Hollywood succeeded because it was narcissistic: Imagine yourself, only prettier, larger, all-powerful. You hardly need to imagine it, and the imagining of it adds nothing. When it no longer appeals, when mental blocks refuse to bust, is it because Hollywood’s technicians have miscalibrated their own sophisticated gauges? Or is it because the echoes of echoes of echoes have finally quieted?

Is it all elegy? I am interested in failure. “Interest” is a mild expression for that emotion– I am fascinated by failure. Mine is not the bully’s delight, though; it is not the cultist’s cultivated obscurantism, either. I consider myself a humanist. Failure is an evolutionary technology. Success is conservative, reactionary. It advances us not at all.

[What is wanted here, at the end of this introduction, is a conclusion. It is practically demanded. But is also therefore imaginable. For me, failure always seems to come from providing the wrong conclusion, not from failure to provide a

One thought on “Why Blockbusters Don’t Exist

  1. Gabe, this is a great post.
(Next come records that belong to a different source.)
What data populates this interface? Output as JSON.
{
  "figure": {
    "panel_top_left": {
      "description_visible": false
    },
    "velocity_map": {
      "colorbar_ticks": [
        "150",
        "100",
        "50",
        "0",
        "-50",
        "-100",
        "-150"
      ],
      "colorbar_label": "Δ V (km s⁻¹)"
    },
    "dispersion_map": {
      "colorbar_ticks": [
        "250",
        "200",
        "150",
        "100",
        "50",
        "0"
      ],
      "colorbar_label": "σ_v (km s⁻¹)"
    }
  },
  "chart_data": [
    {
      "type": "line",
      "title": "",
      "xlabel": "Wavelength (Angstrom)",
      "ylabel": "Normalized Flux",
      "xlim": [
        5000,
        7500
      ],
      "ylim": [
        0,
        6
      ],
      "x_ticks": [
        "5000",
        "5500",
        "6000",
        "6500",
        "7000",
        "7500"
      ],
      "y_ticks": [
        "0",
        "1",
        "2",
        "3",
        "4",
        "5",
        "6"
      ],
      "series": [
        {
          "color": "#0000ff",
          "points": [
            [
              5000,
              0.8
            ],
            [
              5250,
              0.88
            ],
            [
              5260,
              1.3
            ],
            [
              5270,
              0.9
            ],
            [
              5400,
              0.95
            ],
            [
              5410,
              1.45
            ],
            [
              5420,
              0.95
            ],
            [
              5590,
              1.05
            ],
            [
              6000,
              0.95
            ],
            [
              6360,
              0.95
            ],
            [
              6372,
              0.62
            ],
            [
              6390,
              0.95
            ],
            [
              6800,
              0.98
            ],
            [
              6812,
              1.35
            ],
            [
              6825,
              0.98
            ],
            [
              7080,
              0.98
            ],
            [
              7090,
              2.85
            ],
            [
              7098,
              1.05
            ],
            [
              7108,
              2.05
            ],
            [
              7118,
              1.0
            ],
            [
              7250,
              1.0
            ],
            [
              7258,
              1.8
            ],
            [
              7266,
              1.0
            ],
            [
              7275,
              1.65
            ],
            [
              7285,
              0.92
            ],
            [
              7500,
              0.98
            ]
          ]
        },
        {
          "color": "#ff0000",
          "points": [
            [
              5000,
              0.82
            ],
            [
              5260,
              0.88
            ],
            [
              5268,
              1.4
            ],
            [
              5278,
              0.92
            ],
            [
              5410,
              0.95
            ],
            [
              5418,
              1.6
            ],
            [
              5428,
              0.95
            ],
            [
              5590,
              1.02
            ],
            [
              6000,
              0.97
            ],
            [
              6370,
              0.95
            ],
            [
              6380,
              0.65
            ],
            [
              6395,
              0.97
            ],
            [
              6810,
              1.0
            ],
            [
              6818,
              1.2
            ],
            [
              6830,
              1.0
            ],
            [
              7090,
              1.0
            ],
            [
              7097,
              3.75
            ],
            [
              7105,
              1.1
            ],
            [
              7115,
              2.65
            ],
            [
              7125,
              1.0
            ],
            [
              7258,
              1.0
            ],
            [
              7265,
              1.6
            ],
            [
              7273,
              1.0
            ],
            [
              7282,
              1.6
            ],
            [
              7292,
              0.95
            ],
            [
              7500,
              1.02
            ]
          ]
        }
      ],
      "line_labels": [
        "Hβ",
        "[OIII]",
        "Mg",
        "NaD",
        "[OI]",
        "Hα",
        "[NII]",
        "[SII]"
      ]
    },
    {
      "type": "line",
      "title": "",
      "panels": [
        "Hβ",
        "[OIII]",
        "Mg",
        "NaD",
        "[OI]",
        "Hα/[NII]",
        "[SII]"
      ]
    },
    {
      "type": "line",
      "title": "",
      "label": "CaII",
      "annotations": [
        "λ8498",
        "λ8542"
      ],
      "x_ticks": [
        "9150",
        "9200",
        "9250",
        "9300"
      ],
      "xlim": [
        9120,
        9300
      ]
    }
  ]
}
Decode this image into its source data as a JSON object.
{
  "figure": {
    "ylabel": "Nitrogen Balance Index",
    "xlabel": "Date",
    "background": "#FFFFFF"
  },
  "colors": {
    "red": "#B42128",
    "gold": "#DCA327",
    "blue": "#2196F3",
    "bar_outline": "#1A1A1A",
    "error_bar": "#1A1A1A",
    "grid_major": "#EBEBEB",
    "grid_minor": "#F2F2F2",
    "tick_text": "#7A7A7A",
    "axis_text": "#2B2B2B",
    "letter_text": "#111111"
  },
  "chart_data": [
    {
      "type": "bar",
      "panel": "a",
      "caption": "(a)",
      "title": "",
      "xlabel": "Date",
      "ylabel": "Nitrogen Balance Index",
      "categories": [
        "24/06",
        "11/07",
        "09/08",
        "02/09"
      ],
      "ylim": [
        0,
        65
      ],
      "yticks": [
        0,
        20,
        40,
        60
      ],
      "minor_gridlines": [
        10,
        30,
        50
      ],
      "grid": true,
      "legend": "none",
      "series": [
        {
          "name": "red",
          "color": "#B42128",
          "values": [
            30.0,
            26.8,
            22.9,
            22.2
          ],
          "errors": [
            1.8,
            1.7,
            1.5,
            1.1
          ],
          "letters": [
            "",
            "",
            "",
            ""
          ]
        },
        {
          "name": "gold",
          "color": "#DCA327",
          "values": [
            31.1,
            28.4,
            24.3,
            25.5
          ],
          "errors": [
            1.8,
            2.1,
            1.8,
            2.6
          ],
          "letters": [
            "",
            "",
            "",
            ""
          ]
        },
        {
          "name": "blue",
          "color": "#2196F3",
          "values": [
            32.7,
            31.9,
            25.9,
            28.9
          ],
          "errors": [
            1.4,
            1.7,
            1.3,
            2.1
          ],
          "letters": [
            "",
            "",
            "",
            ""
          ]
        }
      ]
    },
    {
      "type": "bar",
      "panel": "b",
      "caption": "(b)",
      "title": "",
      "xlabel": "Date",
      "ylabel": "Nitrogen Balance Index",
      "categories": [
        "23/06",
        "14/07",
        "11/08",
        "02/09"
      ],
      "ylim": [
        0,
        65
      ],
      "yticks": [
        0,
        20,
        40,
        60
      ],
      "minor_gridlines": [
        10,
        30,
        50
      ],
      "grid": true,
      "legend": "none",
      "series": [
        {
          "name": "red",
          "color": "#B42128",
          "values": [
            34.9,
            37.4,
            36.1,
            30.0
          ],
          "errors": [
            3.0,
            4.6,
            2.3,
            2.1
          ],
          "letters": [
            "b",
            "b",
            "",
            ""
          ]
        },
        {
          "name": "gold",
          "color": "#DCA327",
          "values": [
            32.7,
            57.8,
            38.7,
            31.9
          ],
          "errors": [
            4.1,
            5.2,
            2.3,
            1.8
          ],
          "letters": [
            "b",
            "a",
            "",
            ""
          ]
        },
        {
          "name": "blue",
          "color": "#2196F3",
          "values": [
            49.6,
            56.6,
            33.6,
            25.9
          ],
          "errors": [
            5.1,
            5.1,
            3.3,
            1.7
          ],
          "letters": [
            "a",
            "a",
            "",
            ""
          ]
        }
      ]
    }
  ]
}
Hollywood gives us what we want, but I think the best films (and books) give us the things we had no idea we wanted, could never have imagined wanting. Just like the crux of humor is surprise, so is the crux of delight, of love, of the creative mind. (Funny you wrote this when you did–I just wrote a post about crappy Hollywood films and stories and was sort of thinking along the same lines, albeit less philosophically and with a somewhat artificial conclusion.)